Wir Piraten haben mit der Ursachenforschung schon einmal angefangen und bitten alle Nichtwähler, an unserer Umfrage über ihre Gründe teilzunehmen.

Kommentare

4 Kommentare
  • Cord Böge

    Wie wäre es mit einem Online Fragenkatalog, in dem die Bürger Fragen stellen, die Kandidaten antworten.

  • Wolf

    Bis man nicht die Zahl der zu besetzenden Sitze in den Räten und Parlamenten an die Wahlbeteiligung koppelt, also bei 50% Wahlbeteiligung auch nur 50% der Plätze besetzen und honorieren, haben vor allem die früheren “Großparteien” keinen echten Grund sich zu engagieren.

  • Max Muxe

    Ohne Frage müssen wir uns Gedanken machen.
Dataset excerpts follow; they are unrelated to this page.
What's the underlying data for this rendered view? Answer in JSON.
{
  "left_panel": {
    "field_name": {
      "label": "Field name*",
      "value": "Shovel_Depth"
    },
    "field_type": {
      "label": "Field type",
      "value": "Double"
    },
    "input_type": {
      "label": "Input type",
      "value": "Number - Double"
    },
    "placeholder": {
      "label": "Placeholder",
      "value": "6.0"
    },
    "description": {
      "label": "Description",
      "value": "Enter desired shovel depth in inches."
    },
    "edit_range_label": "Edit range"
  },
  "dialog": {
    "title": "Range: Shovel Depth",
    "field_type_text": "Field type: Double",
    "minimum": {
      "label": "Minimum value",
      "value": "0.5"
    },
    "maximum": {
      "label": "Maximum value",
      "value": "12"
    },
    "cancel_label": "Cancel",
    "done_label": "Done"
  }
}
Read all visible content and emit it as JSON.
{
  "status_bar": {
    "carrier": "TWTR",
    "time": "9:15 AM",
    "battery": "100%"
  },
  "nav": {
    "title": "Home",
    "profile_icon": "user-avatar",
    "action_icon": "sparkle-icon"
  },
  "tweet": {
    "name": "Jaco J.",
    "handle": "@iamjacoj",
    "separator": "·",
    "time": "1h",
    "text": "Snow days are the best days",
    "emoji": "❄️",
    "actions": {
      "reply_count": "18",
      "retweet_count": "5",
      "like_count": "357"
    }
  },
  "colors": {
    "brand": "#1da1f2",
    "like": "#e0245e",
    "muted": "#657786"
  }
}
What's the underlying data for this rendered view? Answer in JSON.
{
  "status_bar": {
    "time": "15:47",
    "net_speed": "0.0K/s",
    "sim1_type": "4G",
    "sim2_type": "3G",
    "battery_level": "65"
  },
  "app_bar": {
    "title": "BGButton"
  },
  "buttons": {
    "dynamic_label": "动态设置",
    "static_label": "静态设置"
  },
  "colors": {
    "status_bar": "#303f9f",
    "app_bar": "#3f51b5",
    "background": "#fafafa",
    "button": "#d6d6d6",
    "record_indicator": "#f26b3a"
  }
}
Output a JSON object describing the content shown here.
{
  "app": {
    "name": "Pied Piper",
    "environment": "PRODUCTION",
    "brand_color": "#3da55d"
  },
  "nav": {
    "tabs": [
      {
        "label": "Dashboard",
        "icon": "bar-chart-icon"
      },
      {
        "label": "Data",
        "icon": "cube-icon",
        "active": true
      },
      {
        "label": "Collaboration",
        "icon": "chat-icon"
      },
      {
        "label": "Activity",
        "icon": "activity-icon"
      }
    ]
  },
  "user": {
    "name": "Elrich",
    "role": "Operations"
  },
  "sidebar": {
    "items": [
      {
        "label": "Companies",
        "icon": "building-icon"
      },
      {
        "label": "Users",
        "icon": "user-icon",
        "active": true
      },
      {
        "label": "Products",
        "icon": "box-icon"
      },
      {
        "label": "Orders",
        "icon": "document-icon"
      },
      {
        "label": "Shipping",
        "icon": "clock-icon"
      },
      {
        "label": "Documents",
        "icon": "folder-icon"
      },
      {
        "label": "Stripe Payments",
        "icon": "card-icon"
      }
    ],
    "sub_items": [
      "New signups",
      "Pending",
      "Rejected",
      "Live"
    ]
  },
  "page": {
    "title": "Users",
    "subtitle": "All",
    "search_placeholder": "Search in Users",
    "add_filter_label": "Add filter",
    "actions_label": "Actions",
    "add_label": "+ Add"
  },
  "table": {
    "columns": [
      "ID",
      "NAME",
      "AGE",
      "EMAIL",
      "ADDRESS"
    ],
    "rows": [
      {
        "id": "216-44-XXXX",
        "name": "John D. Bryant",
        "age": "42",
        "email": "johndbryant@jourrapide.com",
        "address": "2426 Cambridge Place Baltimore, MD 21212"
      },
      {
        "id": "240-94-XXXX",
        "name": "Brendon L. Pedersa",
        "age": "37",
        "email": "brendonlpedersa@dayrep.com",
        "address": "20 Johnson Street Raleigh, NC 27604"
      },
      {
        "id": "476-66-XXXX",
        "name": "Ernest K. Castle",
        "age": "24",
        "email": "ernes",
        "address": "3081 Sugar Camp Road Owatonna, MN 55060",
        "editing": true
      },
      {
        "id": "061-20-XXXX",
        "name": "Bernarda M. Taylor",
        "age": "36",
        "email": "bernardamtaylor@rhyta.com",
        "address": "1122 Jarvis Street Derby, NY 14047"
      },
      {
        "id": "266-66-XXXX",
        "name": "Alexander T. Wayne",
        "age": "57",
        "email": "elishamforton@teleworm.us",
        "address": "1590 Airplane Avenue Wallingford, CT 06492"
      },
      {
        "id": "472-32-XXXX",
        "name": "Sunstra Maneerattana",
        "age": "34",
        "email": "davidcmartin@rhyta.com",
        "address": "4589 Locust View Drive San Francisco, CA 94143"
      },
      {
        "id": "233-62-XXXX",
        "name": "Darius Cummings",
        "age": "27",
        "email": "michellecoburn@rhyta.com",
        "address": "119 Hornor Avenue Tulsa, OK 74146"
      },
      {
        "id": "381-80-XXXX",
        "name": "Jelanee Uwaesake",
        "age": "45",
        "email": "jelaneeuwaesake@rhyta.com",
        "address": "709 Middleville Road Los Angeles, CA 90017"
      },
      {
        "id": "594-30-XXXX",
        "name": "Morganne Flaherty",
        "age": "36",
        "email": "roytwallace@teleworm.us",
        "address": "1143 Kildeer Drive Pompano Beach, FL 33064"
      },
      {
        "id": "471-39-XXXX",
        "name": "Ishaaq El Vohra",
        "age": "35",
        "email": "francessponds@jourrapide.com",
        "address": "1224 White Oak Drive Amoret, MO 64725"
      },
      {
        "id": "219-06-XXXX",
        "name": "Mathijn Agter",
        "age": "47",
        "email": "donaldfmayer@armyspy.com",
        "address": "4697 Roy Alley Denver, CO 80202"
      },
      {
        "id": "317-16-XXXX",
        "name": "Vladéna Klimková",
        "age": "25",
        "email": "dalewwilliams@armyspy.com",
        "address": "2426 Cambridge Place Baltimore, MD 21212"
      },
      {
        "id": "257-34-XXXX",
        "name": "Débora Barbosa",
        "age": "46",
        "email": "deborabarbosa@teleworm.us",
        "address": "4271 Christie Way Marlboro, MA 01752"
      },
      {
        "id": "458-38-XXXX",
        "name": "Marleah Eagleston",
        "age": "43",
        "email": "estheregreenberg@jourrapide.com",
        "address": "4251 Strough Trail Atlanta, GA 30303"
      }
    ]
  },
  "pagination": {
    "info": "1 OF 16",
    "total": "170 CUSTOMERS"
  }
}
Aber, ich denke nicht, dass die geringe Wahlbeteiligung in den Themen ihren Grund hat. Auch sehe ich die Medienberichte nicht als Ursache.
    Wir hatten in der Vergangenheit den besten Zulauf, als wir Aktionen direkt auf der Straße organisierten (Gema…).
    Wir, als Piraten, müssen wieder ein Lebensgefühl transortieren. Das kommt zu mindest bei den jungen Leuten an.

  • Thomas-nms

    Punkte 1 bis 4 wurden weitgehend in Neumünster realisiert, unter anderen auch durch die Berichterstattung vom Holsteinischer Courier und durch Verdi und den Kreissportverband.
    Unser Ergebnis von 2,1% ist die Folge das nicht alle Wahlkreise besetzt wurden.
    Zuerst sollten wir Piraten uns Fragen, was und wie können WIR Veränderungen herbeiführen, ohne gleich die Schuld bei den Medien zu suchen.